The Army’s interest in aeronautics began with the Wright brothers’ first flight on December 17, 1903. Although they weren’t convinced of the viability of commercial air travel, as the trip lasted only 59 seconds and reached a distance of 852 feet, their interest in the Wright brothers was renewed several years later.
At the behest of President Theodore Roosevelt, the U.S. Signal Corps advertised for open bids to contract and fly a plane. Based on performance specifications and design, the Wright brothers were the only responsible bid and, if they could meet the specifications in actual flight trials, the price of the airplane was settled at $25,000.
At the Aeronautical Division’s inception in August, the division had just three people, Captain Charles deForest Chandler (an experienced balloonist) and two enlisted men, but no airplane. The plane’s contract was awarded to Wilbur and Orville Wright (Wright Brothers, 1127 West Third Street, Dayton, OH) by Captain Charles S. Wallace, on behalf of the United States of America, on December 23, 1907.
In accordance with Signal Corps Specification No. 486 (two pages long), the plane needed to be able to carry two people a distance of 125 miles at a speed of at least 40 miles per hour and stay aloft for at least one hour. It also needed to be steerable, without difficulty, in all directions, land undamaged and be easily disassembled and transportable.
Flight trials began at Fort Myer in late summer of 1908. This first flight, however, was unsuccessful. The plane crashed, injuring pilot Orville Wright and causing fatal injuries to Army observer First Lieutenant Thomas Selfridge. The Aeronautical Division purchased an airship, Signal Corps Dirigible No. 1, from balloonist Thomas Baldwin as well in 1908.
Trials resumed at Fort Myer in 1909 and over a several week span the Wright brothers fulfilled each of the Signal Corps requirements, including an average speed of 42.5 miles per hour. In accordance with the contract’s 10-percent bonus for each mile over the stated 40, the brothers earned a $5,000 bonus, which brought the purchase price of the plane to $30,000.
In 1909, the Wright brothers presented an entirely new airplane to the Army, which they purchased and used from 1909-1910 to train test pilots. In 1911, after acquiring other aircraft, they donated Signal Corps No. 1, commonly known as the “Wright Military Flyer,” to the Smithsonian Institute. It was the world’s first military airplane.
The Aeronautical Division was renamed the Air Division on October 1, 1917 and was transferred from the Signal Corps to the Army Air Service in May of 1918.
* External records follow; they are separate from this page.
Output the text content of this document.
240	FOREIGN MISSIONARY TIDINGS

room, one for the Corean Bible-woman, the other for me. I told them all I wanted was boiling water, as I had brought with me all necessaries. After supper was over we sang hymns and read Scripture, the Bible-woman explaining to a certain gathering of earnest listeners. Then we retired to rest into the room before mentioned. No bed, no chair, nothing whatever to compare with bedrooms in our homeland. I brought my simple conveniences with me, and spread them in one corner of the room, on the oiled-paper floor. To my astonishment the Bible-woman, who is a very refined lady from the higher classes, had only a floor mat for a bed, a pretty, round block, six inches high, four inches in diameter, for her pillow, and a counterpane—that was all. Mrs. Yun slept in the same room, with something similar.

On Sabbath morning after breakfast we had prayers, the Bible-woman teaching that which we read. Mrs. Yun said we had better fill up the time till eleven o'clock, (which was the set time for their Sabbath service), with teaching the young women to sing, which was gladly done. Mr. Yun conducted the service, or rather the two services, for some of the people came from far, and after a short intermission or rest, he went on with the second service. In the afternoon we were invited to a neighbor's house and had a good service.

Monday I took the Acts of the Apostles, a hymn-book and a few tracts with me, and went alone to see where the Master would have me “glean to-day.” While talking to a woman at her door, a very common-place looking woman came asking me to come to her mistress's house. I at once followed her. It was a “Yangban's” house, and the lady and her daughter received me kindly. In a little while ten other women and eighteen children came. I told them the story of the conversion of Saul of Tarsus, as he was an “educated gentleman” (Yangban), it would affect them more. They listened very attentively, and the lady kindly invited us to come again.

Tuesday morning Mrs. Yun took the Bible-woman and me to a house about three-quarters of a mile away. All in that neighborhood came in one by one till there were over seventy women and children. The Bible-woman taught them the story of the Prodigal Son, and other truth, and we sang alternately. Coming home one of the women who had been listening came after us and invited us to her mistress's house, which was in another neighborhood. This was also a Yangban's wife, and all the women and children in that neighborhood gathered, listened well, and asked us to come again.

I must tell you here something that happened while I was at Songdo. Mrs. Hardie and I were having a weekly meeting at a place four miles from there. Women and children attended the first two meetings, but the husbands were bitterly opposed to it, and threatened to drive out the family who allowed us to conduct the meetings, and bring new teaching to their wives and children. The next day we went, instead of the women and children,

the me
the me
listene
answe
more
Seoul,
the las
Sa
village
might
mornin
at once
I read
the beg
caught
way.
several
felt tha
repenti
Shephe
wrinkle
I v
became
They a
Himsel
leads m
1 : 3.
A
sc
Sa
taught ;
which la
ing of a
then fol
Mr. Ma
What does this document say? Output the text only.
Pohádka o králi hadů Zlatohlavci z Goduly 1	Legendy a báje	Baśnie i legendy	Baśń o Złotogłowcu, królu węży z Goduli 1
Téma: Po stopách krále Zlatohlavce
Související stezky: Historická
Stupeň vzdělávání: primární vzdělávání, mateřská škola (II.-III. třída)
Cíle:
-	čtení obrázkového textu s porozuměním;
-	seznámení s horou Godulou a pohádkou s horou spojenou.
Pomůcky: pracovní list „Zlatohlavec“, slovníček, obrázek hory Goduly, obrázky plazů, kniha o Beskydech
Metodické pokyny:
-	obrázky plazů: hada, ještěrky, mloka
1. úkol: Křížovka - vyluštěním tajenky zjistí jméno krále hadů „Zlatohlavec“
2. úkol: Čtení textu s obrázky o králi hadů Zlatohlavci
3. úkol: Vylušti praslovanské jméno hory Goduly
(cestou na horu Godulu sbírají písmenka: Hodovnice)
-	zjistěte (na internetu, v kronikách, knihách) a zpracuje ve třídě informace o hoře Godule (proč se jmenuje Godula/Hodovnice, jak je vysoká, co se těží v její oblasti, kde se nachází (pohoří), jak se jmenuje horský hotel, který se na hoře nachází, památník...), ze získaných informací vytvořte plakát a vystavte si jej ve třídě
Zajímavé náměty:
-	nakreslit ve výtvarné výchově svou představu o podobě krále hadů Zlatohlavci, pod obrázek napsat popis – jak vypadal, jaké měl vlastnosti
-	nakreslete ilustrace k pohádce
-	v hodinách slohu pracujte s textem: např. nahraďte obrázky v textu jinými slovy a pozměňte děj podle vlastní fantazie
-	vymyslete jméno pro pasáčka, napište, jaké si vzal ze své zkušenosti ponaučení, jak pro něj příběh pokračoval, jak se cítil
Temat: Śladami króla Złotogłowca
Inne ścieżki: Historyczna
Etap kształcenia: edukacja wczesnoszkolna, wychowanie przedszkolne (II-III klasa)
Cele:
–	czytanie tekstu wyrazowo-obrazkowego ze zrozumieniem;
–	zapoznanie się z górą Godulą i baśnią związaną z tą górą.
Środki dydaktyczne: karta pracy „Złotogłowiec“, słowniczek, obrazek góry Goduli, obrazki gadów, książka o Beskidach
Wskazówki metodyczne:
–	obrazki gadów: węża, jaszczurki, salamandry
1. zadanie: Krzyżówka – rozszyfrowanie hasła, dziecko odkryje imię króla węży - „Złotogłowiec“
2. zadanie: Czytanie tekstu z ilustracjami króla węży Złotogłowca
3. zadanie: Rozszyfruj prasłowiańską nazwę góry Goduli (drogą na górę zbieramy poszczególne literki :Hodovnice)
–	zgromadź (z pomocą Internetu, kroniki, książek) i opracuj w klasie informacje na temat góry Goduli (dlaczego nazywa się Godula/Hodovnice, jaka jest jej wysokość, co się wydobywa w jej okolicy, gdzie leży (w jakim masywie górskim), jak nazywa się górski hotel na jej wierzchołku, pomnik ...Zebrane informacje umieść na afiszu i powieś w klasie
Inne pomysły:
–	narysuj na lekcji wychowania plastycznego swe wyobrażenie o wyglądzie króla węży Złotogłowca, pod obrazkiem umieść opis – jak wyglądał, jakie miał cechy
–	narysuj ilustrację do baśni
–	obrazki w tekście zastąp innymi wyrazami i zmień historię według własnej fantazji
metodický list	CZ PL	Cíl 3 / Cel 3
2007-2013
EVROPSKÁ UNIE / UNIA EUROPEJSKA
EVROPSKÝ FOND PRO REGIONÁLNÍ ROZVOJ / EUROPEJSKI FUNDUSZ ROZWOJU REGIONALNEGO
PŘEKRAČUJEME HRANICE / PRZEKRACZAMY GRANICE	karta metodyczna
General William Mitchell, along with other leaders of the Air Service, called out for an independent air force after World War I, claiming they should be a separate striking force. Although this was shot down by Congress and many Army leaders, the Army Air Service became a separate combat arm, giving them status equal to cavalry, infantry and artillery. On July 2, 1926, they were re-designated as the Army Air Corps. And in 1941, Army Air Corps merged with other air elements of the Army and became the Army Air Forces, making them co-equal with the Army Service Forces and Army Ground Forces.
The Army Air Forces were dissolved in 1947 when aviators and their advocates finally gained their independence as a separate branch and the United States Air Force was formed.